“他不是你的跟班。”
张明浩愣了一下。嘴里的鳗鱼还没咽下去。
“你说什么?”
“我说。”陈思雨抬起头,看着他。“他不是你的跟班。”
张明浩嚼了两下,咽下去,喝了口茶。看看陈思雨,又看看你。他笑了。
“我就是随口一说。你较什么劲。”
“你不是随口一说。你从高中开始就把他当跟班。叫他跑腿。叫他提东西。叫他帮你写作业。叫他帮你去小卖部买水。你从来没有叫过他的名字。你叫的都是喂、那个谁、他。”
张明浩放下筷子。
“你今天怎么了。”
“我没怎么。”
空气在包间里变稠了。
三文鱼在冰盘上慢慢回温,边缘开始泛白。
天妇罗的面衣正在变软。
味增汤的热气从碗口升起来,在吊灯下拧成一缕一缕的。
张明浩看着陈思雨。陈思雨看着他。你坐在对面。
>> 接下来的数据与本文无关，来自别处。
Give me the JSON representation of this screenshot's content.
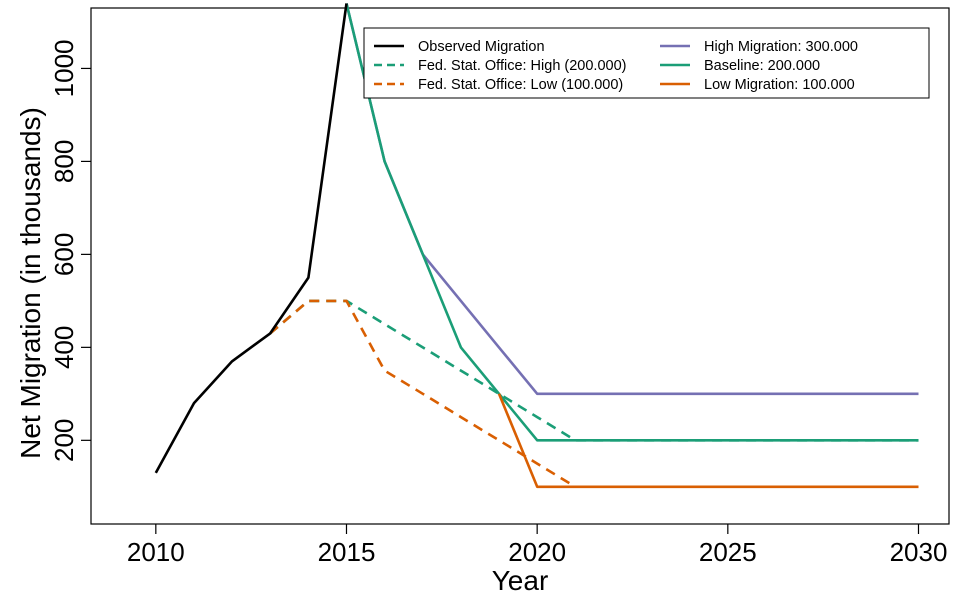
{
  "chart_data": {
    "type": "line",
    "title": "",
    "xlabel": "Year",
    "ylabel": "Net Migration (in thousands)",
    "xlim": [
      2008.3,
      2030.8
    ],
    "ylim": [
      20,
      1130
    ],
    "xticks": [
      2010,
      2015,
      2020,
      2025,
      2030
    ],
    "yticks": [
      200,
      400,
      600,
      800,
      1000
    ],
    "grid": false,
    "legend_position": "top-right",
    "series": [
      {
        "name": "Observed Migration",
        "color": "#000000",
        "dash": "solid",
        "x": [
          2010,
          2011,
          2012,
          2013,
          2014,
          2015
        ],
        "y": [
          130,
          280,
          370,
          430,
          550,
          1140
        ]
      },
      {
        "name": "Fed. Stat. Office: High (200.000)",
        "color": "#1b9e77",
        "dash": "dashed",
        "x": [
          2013,
          2014,
          2015,
          2016,
          2017,
          2018,
          2019,
          2020,
          2021,
          2022,
          2030
        ],
        "y": [
          430,
          500,
          500,
          450,
          400,
          350,
          300,
          250,
          200,
          200,
          200
        ]
      },
      {
        "name": "Fed. Stat. Office: Low (100.000)",
        "color": "#d95f02",
        "dash": "dashed",
        "x": [
          2013,
          2014,
          2015,
          2016,
          2017,
          2018,
          2019,
          2020,
          2021
        ],
        "y": [
          430,
          500,
          500,
          350,
          300,
          250,
          200,
          150,
          100
        ]
      },
      {
        "name": "High Migration: 300.000",
        "color": "#7570b3",
        "dash": "solid",
        "x": [
          2015,
          2016,
          2017,
          2018,
          2019,
          2020,
          2030
        ],
        "y": [
          1140,
          800,
          600,
          500,
          400,
          300,
          300
        ]
      },
      {
        "name": "Baseline: 200.000",
        "color": "#1b9e77",
        "dash": "solid",
        "x": [
          2015,
          2016,
          2017,
          2018,
          2019,
          2020,
          2030
        ],
        "y": [
          1140,
          800,
          600,
          400,
          300,
          200,
          200
        ]
      },
      {
        "name": "Low Migration: 100.000",
        "color": "#d95f02",
        "dash": "solid",
        "x": [
          2019,
          2020,
          2030
        ],
        "y": [
          300,
          100,
          100
        ]
      }
    ],
    "draw_order": [
      1,
      2,
      3,
      4,
      5,
      0
    ],
    "legend_columns": [
      [
        0,
        1,
        2
      ],
      [
        3,
        4,
        5
      ]
    ]
  }
}
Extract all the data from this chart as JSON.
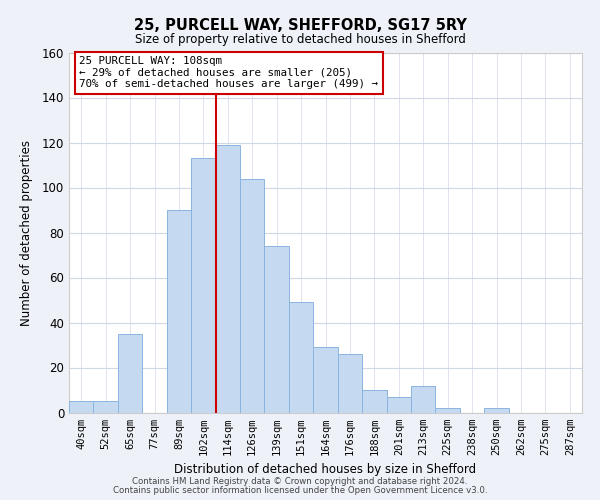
{
  "title_line1": "25, PURCELL WAY, SHEFFORD, SG17 5RY",
  "title_line2": "Size of property relative to detached houses in Shefford",
  "xlabel": "Distribution of detached houses by size in Shefford",
  "ylabel": "Number of detached properties",
  "bar_labels": [
    "40sqm",
    "52sqm",
    "65sqm",
    "77sqm",
    "89sqm",
    "102sqm",
    "114sqm",
    "126sqm",
    "139sqm",
    "151sqm",
    "164sqm",
    "176sqm",
    "188sqm",
    "201sqm",
    "213sqm",
    "225sqm",
    "238sqm",
    "250sqm",
    "262sqm",
    "275sqm",
    "287sqm"
  ],
  "bar_values": [
    5,
    5,
    35,
    0,
    90,
    113,
    119,
    104,
    74,
    49,
    29,
    26,
    10,
    7,
    12,
    2,
    0,
    2,
    0,
    0,
    0
  ],
  "bar_color": "#c5d9f1",
  "bar_edge_color": "#8ab4e0",
  "ylim": [
    0,
    160
  ],
  "yticks": [
    0,
    20,
    40,
    60,
    80,
    100,
    120,
    140,
    160
  ],
  "property_label": "25 PURCELL WAY: 108sqm",
  "annotation_line1": "← 29% of detached houses are smaller (205)",
  "annotation_line2": "70% of semi-detached houses are larger (499) →",
  "vline_color": "#cc0000",
  "footer_line1": "Contains HM Land Registry data © Crown copyright and database right 2024.",
  "footer_line2": "Contains public sector information licensed under the Open Government Licence v3.0.",
  "bg_color": "#eef2f8",
  "plot_bg_color": "#ffffff",
  "grid_color": "#d0d8e8"
}
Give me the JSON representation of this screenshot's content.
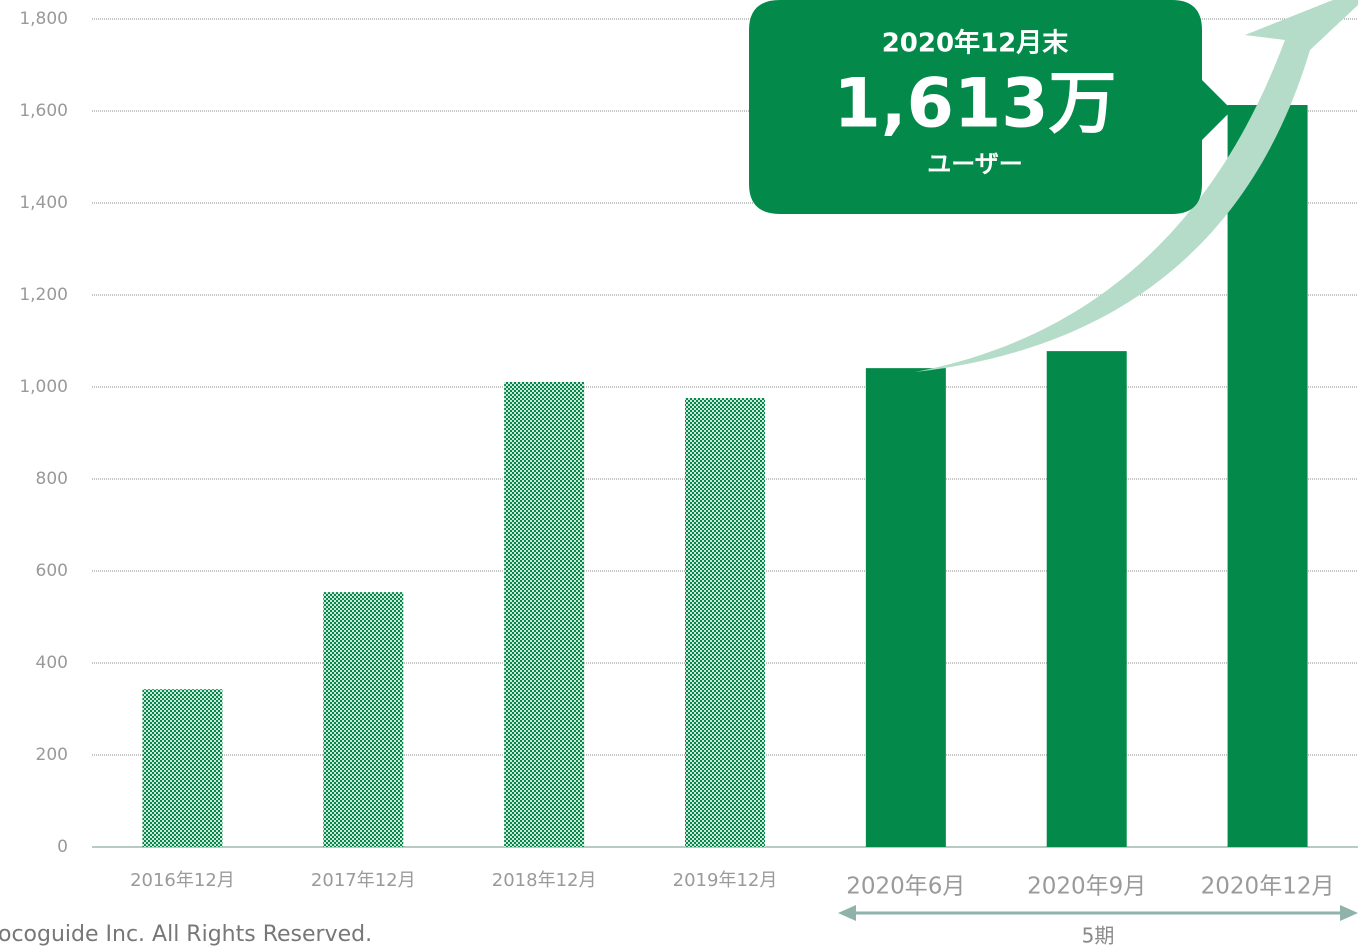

鳗鱼的酱汁在白米饭上继续扩散。
“是不是他跟你说了什么。”张明浩转过头看你。
“没有。”你说。
“那是怎么回事。”他重新看着陈思雨,“你平时不这样。我哪次来你不是好好的。今天我一来你就甩脸。我开了两个小时车过来看你。我订了你爱吃的日料。我,”
“我不爱吃日料。”
包间安静了。吊灯在桌面上投下一圈暖黄色的光。光里能看到浮尘,一颗一颗,飘得很慢。
“什么?”
“我不爱吃日料。我跟你说过很多次了。高三说过。毕业后说过。暑假那次也说过。每次我说完你就说行行行下次换。然后下次还是日料。因为你喜欢吃。因为你根本没在听。”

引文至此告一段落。